How scheduling connects to other concepts

  • Skills — scheduled tasks can use any skill the assistant has access to. A morning briefing schedule can use Gmail, Google Calendar, and Slack skills in a single run. Watchers rely on connected integrations (Gmail, GitHub, etc.) for their providers.
  • Channels — notify-mode schedules and watchers deliver through the notification pipeline, which routes to your connected channels. Playbooks can be scoped to specific channels.
  • Memory — schedule and watcher execution happens in background conversations that have full access to the assistant's memory. The assistant remembers context from previous runs.
  • Tasks — schedules can create, update, or check tasks. A recurring schedule might review your task queue and flag overdue items.

What happens when you're away

Scheduled tasks run as long as the assistant process is running.

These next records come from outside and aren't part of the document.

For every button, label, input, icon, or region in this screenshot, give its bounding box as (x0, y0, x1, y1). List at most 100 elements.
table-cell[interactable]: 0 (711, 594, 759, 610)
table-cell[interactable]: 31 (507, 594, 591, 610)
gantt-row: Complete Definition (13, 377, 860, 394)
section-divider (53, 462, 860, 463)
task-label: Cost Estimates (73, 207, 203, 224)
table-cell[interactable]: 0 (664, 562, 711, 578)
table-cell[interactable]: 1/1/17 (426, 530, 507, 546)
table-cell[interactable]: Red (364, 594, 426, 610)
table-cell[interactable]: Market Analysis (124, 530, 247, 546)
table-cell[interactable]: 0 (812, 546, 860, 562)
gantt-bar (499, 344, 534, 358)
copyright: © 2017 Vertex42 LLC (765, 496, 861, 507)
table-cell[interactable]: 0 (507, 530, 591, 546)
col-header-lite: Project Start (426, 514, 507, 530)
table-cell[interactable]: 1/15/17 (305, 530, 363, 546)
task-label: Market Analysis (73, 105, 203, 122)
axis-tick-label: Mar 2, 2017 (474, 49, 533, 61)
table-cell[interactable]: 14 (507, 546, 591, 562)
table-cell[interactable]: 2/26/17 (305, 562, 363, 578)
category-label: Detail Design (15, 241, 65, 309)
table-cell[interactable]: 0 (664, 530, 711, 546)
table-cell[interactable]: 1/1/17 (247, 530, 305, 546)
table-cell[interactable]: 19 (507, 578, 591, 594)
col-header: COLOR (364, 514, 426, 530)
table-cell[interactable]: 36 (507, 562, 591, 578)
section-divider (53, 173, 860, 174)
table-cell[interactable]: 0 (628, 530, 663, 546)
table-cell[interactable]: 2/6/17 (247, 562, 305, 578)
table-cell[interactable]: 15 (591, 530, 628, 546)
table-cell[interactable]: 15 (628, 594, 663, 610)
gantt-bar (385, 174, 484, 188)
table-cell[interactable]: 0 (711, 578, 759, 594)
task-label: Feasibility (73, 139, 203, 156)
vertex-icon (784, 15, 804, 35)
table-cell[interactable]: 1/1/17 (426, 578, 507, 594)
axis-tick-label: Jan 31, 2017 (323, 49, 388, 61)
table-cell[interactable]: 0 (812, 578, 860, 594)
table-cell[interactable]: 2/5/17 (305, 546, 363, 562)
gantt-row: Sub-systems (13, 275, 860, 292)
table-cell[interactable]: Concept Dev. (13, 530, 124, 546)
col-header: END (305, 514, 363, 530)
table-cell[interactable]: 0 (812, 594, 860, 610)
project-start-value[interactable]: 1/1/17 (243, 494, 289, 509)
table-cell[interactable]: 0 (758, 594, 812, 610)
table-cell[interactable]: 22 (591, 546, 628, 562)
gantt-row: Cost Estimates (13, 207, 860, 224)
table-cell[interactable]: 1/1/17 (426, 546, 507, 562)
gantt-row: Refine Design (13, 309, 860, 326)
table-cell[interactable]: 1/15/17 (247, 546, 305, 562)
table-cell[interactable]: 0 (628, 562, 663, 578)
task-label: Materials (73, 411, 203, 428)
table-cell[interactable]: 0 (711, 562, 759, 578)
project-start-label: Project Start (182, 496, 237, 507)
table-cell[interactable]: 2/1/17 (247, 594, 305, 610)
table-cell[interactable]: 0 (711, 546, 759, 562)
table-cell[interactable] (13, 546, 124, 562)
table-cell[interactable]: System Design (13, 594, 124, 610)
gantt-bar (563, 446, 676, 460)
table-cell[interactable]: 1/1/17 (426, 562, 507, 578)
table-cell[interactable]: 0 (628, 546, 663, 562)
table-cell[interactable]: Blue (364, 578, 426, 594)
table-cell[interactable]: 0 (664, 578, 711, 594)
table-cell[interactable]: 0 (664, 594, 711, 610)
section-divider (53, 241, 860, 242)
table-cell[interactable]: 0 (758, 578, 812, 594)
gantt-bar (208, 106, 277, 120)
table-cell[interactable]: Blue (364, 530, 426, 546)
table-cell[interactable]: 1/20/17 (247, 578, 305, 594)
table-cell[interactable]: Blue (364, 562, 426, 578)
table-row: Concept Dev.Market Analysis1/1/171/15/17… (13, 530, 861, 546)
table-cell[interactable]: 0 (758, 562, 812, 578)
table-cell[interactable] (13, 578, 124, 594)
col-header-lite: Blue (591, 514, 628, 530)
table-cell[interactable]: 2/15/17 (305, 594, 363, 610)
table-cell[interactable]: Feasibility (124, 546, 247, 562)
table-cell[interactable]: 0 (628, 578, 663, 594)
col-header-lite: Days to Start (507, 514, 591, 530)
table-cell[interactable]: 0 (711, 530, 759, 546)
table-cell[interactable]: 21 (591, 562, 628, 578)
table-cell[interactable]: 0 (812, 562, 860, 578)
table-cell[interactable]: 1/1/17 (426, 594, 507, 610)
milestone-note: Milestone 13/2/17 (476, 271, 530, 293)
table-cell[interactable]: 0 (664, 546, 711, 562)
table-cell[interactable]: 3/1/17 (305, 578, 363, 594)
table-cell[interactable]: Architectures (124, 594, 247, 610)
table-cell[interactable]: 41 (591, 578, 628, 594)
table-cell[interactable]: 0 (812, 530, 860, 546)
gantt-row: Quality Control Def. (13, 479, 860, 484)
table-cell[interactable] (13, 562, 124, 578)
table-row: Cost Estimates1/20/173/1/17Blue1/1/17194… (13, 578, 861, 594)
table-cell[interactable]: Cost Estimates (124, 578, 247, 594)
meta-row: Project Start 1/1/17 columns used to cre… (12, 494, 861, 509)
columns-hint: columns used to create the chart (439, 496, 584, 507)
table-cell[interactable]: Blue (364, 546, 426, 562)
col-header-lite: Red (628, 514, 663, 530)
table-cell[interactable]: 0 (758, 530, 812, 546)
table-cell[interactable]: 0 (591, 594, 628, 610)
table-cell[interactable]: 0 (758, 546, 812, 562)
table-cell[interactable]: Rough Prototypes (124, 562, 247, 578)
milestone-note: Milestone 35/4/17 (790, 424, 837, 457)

For local installs, that means the Vellum daemon on your machine needs to be active. For managed (cloud-hosted) deployments, the assistant runs 24/7 — schedules, watchers, and heartbeats fire reliably regardless of whether your desktop is on.

The scheduler ticks every 15 seconds, so schedules fire within that window of their target time.

If the assistant was offline when a schedule was supposed to fire, missed one-shot schedules will fire on the next startup. Recurring schedules compute their next run from the current time, so they don't replay missed runs — they just resume on cadence.

Setting up a schedule

Just tell your assistant what you want in plain language:

  • “Remind me to call Mom at 6pm”
  • “Every Monday at 9am, check my email and summarize it”
  • “Watch my GitHub for new issues assigned to me”
  • “When I get an email from a recruiter, draft a polite pass”
  • “Set up a heartbeat to check in every hour”

The assistant handles the translation to cron/RRULE expressions, watcher configurations, or playbook rules. You can also manage everything programmatically — schedules, watchers, and playbooks all have full CRUD tools (schedule_create, watcher_create, playbook_create, etc.) and can be listed, updated, or deleted.